It’s only a constant because we’re making a repeating 2-d object behave like three-d. I’ve written on this before.
Anyway… this is one of the reasons why we can’t calculate Mersenne’s Primes, people don’t grasp that polynomals- which fractals have to behave the rules of progressive series of- from the highest to the lowest (literally in that order)- WITHIN, are a series parallel to our number theory. If you start big, and work down… these things don’t go on for infinity, they break down into angles relative to their square root, in relationship to the shape squared above it. You can find all the primes patterened off of that. All fractals behave to these rules that are based on polynomal successive series. It’s remarkably simple- retardedly simple, and early mathematics in the west were built on this very assumption, but the stoics and aristelians butchered this system of numerics early on. And we’ve suffered for it ever sense. In our current system, we’re aware that spirals dominate these series, but don’t officially know why. We also know that the patterns seem to be finite, but when applied geometrically, goes on forever… but no one quite explained why other than numbers such as 1 2 3 4 5 go on forever.
At bottom, I’ve found it to be a simple cognitive glitch. Classical systems of Abacus using different base numbers, such as Chinese versions, are better at navigating fractal distributions via multiple root systems.
We need to note the obvious about these… it’s the formulas we have that are failing us… they ‘appear’ to go on forever, but don’t actually go on forever. It’s because they simulate depth… but the formulas lack expressions of depth in and of themselves. Hence the need for polar and grid mapping of position when you focus in on any given point. That picture above you present doesn’t go on forever… 0.5 picoliters is the max for the average high end computer you would expect to find in a math institute… then it becomes meaningless. The formula is devlivered visual, and it stops at that size. It tells us more about how our brain processes information, than how infinity works. We didn’t evolve to comprehend visual infinities, just to accept things go on for a very long ass time, and that such journeys are likely not worth the energy expended. What is important about such fractals is the way prime numbers play out in them. Fractals give us the advantage that most series play by polynomal rules, outside of rules of progressive succession. You can get all sort of weird bifurications resulting. rDNA seems to encode on this basis, as many plants and cellular organizations play by this rule. Life doesn’t stretch out for infinity… there isn’t a cell the size of a planet that kept growing forever… like fractals, size and logistics limits it’s rules… something a limited mathematical model doesn’t compensate for. However… for the size and chemistry of life on earth… these bootleg eternal objects are dead on in terms of importance. They might not be eternal, but they are the building blocks that ceelular intelligence builds larger lifeforms out of. Hence the importants, and my focus. It goes well beyond mathematical curiosity, it’s a fundamental question of philosophy. Just no good to get stuck in the cognitive glitch of assuming they go on forever when… well, they never do. Just we such at math so bad we don’t have a native way in our mathematics to close open ended math problems realistically.
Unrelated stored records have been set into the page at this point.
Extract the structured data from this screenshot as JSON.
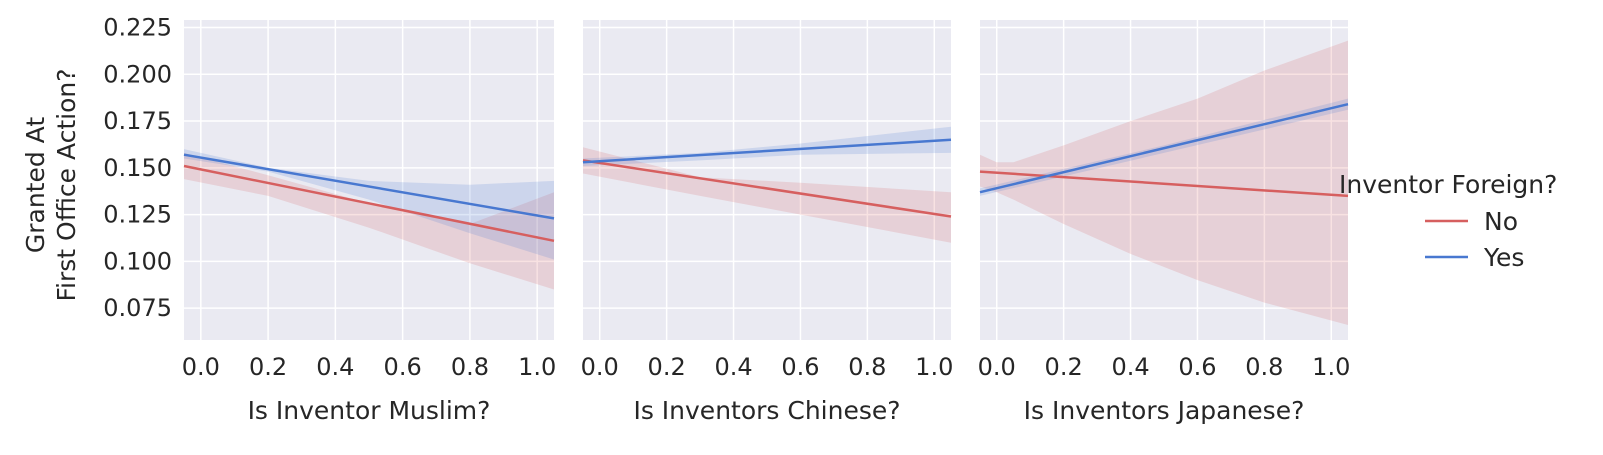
{
  "legend": {
    "title": "Inventor Foreign?",
    "entries": [
      {
        "label": "No",
        "color": "#d65f5f"
      },
      {
        "label": "Yes",
        "color": "#4878d0"
      }
    ]
  },
  "ylabel_lines": [
    "Granted At",
    "First Office Action?"
  ],
  "chart_data": [
    {
      "type": "line",
      "xlabel": "Is Inventor Muslim?",
      "ylabel": "Granted At First Office Action?",
      "xlim": [
        -0.05,
        1.05
      ],
      "ylim": [
        0.058,
        0.229
      ],
      "xticks": [
        0.0,
        0.2,
        0.4,
        0.6,
        0.8,
        1.0
      ],
      "xtick_labels": [
        "0.0",
        "0.2",
        "0.4",
        "0.6",
        "0.8",
        "1.0"
      ],
      "yticks": [
        0.075,
        0.1,
        0.125,
        0.15,
        0.175,
        0.2,
        0.225
      ],
      "ytick_labels": [
        "0.075",
        "0.100",
        "0.125",
        "0.150",
        "0.175",
        "0.200",
        "0.225"
      ],
      "grid": true,
      "series": [
        {
          "name": "No",
          "color": "#d65f5f",
          "x": [
            -0.05,
            1.05
          ],
          "y": [
            0.151,
            0.111
          ],
          "ci_x": [
            -0.05,
            0.2,
            0.5,
            0.8,
            1.05
          ],
          "ci_lower": [
            0.144,
            0.135,
            0.118,
            0.099,
            0.085
          ],
          "ci_upper": [
            0.158,
            0.146,
            0.131,
            0.12,
            0.137
          ]
        },
        {
          "name": "Yes",
          "color": "#4878d0",
          "x": [
            -0.05,
            1.05
          ],
          "y": [
            0.157,
            0.123
          ],
          "ci_x": [
            -0.05,
            0.2,
            0.5,
            0.8,
            1.05
          ],
          "ci_lower": [
            0.155,
            0.148,
            0.133,
            0.115,
            0.101
          ],
          "ci_upper": [
            0.16,
            0.15,
            0.143,
            0.141,
            0.143
          ]
        }
      ]
    },
    {
      "type": "line",
      "xlabel": "Is Inventors Chinese?",
      "ylabel": "",
      "xlim": [
        -0.05,
        1.05
      ],
      "ylim": [
        0.058,
        0.229
      ],
      "xticks": [
        0.0,
        0.2,
        0.4,
        0.6,
        0.8,
        1.0
      ],
      "xtick_labels": [
        "0.0",
        "0.2",
        "0.4",
        "0.6",
        "0.8",
        "1.0"
      ],
      "yticks": [
        0.075,
        0.1,
        0.125,
        0.15,
        0.175,
        0.2,
        0.225
      ],
      "ytick_labels": [],
      "grid": true,
      "series": [
        {
          "name": "No",
          "color": "#d65f5f",
          "x": [
            -0.05,
            1.05
          ],
          "y": [
            0.154,
            0.124
          ],
          "ci_x": [
            -0.05,
            0.3,
            0.6,
            1.05
          ],
          "ci_lower": [
            0.147,
            0.135,
            0.125,
            0.11
          ],
          "ci_upper": [
            0.161,
            0.145,
            0.142,
            0.137
          ]
        },
        {
          "name": "Yes",
          "color": "#4878d0",
          "x": [
            -0.05,
            1.05
          ],
          "y": [
            0.153,
            0.165
          ],
          "ci_x": [
            -0.05,
            0.3,
            0.6,
            1.05
          ],
          "ci_lower": [
            0.151,
            0.154,
            0.157,
            0.158
          ],
          "ci_upper": [
            0.155,
            0.158,
            0.163,
            0.172
          ]
        }
      ]
    },
    {
      "type": "line",
      "xlabel": "Is Inventors Japanese?",
      "ylabel": "",
      "xlim": [
        -0.05,
        1.05
      ],
      "ylim": [
        0.058,
        0.229
      ],
      "xticks": [
        0.0,
        0.2,
        0.4,
        0.6,
        0.8,
        1.0
      ],
      "xtick_labels": [
        "0.0",
        "0.2",
        "0.4",
        "0.6",
        "0.8",
        "1.0"
      ],
      "yticks": [
        0.075,
        0.1,
        0.125,
        0.15,
        0.175,
        0.2,
        0.225
      ],
      "ytick_labels": [],
      "grid": true,
      "series": [
        {
          "name": "No",
          "color": "#d65f5f",
          "x": [
            -0.05,
            1.05
          ],
          "y": [
            0.148,
            0.135
          ],
          "ci_x": [
            -0.05,
            0.0,
            0.05,
            0.2,
            0.4,
            0.6,
            0.8,
            1.05
          ],
          "ci_lower": [
            0.14,
            0.137,
            0.133,
            0.12,
            0.104,
            0.09,
            0.078,
            0.066
          ],
          "ci_upper": [
            0.157,
            0.153,
            0.153,
            0.162,
            0.175,
            0.187,
            0.202,
            0.218
          ]
        },
        {
          "name": "Yes",
          "color": "#4878d0",
          "x": [
            -0.05,
            1.05
          ],
          "y": [
            0.137,
            0.184
          ],
          "ci_x": [
            -0.05,
            0.5,
            1.05
          ],
          "ci_lower": [
            0.135,
            0.158,
            0.181
          ],
          "ci_upper": [
            0.139,
            0.162,
            0.187
          ]
        }
      ]
    }
  ]
}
That cognitive glitch is mystical though admittedly, from a biological perspective. Just doesn’t give you the full picture. But the best mathematicians historical have also been mystics, working with the paradoxes of the systems they are presented with. We gotta remember the mystical, cultic roots of mathematics, from egyptian and babylonian temples to Pythagorians and Perganum Stoics. So… it’s not unhealthy to assume this has religious roots. Religion always has had this element… just some fairly secular people can also think it once it’s formalized without the need for further mysticism. They are call scientists, and they tend to be remarkably stagnant and uninventive. And their always amazed that religious people can be good scientists too. Absolutely blows their mind… but takes massive ignorance on their part to not look into the origins of how the systems they used came into existence.
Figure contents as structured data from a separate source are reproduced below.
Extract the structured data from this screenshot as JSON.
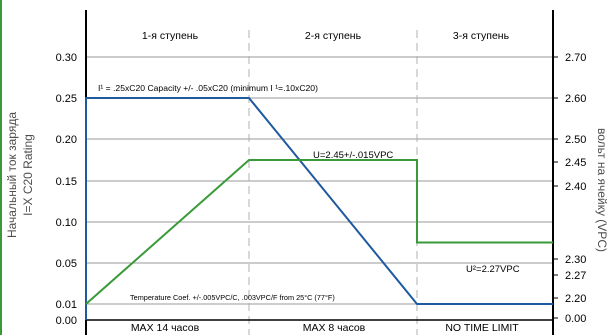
{
  "chart_data": {
    "type": "line",
    "ylabel_left": [
      "Начальный ток заряда",
      "I=X C20 Rating"
    ],
    "ylabel_right": "вольт на ячейку (VPC)",
    "yticks_left": [
      "0.30",
      "0.25",
      "0.20",
      "0.15",
      "0.10",
      "0.05",
      "0.01",
      "0.00"
    ],
    "yticks_right": [
      "2.70",
      "2.60",
      "2.50",
      "2.45",
      "2.40",
      "2.30",
      "2.27",
      "2.20",
      "0.00"
    ],
    "stage_labels": [
      "1-я ступень",
      "2-я ступень",
      "3-я ступень"
    ],
    "stage_durations": [
      "MAX 14 часов",
      "MAX 8 часов",
      "NO TIME LIMIT"
    ],
    "annotations": {
      "current": "I¹ = .25xC20 Capacity +/- .05xC20 (minimum I    ¹=.10xC20)",
      "voltage_stage2": "U=2.45+/-.015VPC",
      "voltage_stage3": "U²=2.27VPC",
      "temperature": "Temperature Coef. +/-.005VPC/C, .003VPC/F from 25°C (77°F)"
    },
    "x_breakpoints": [
      0,
      1,
      2,
      3
    ],
    "series": [
      {
        "color": "#1f5aa0",
        "x": [
          0,
          0,
          1,
          2,
          3
        ],
        "y": [
          0.0,
          0.25,
          0.25,
          0.01,
          0.01
        ]
      },
      {
        "color": "#3a9a3a",
        "x": [
          0,
          1,
          2,
          2,
          3
        ],
        "y": [
          0.01,
          0.175,
          0.175,
          0.075,
          0.075
        ]
      }
    ],
    "grid": true,
    "colors": {
      "current_line": "#1f5aa0",
      "voltage_line": "#3a9a3a",
      "grid": "#9a9a9a",
      "axes": "#000000",
      "divider": "#b0b0b0"
    }
  }
}
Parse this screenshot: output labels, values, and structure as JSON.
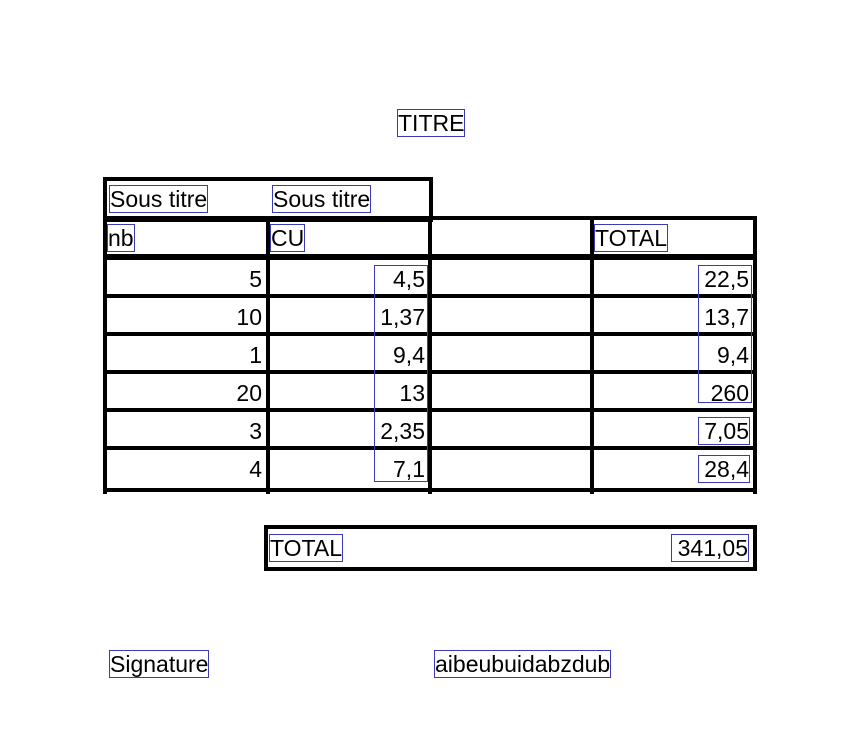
{
  "title": "TITRE",
  "subtitles": [
    "Sous titre",
    "Sous titre"
  ],
  "table": {
    "headers": {
      "nb": "nb",
      "cu": "CU",
      "empty": "",
      "total": "TOTAL"
    },
    "rows": [
      {
        "nb": "5",
        "cu": "4,5",
        "total": "22,5"
      },
      {
        "nb": "10",
        "cu": "1,37",
        "total": "13,7"
      },
      {
        "nb": "1",
        "cu": "9,4",
        "total": "9,4"
      },
      {
        "nb": "20",
        "cu": "13",
        "total": "260"
      },
      {
        "nb": "3",
        "cu": "2,35",
        "total": "7,05"
      },
      {
        "nb": "4",
        "cu": "7,1",
        "total": "28,4"
      }
    ]
  },
  "grand_total": {
    "label": "TOTAL",
    "value": "341,05"
  },
  "footer": {
    "signature": "Signature",
    "text": "aibeubuidabzdub"
  }
}
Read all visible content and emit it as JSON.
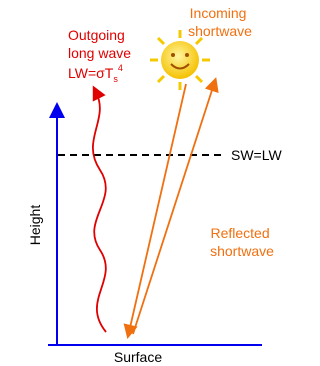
{
  "labels": {
    "incoming": [
      "Incoming",
      "shortwave"
    ],
    "outgoing": [
      "Outgoing",
      "long wave"
    ],
    "formula": {
      "base": "LW=σT",
      "sub": "s",
      "sup": "4"
    },
    "balance": "SW=LW",
    "reflected": [
      "Reflected",
      "shortwave"
    ],
    "y_axis": "Height",
    "x_axis": "Surface"
  }
}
Hence, kudos to this thread- your carrying on a beautiful and most ancient tradition. Just don’t annoy me by saying the son of god talks through the fractals to you. Just appreciate God exists, and he knows why your interpreting such things so wrongly, and loves you for seeing beauty in such misunderstandings. Means at the very least your exploring your own potentiality and nature through them, which is quite worthy.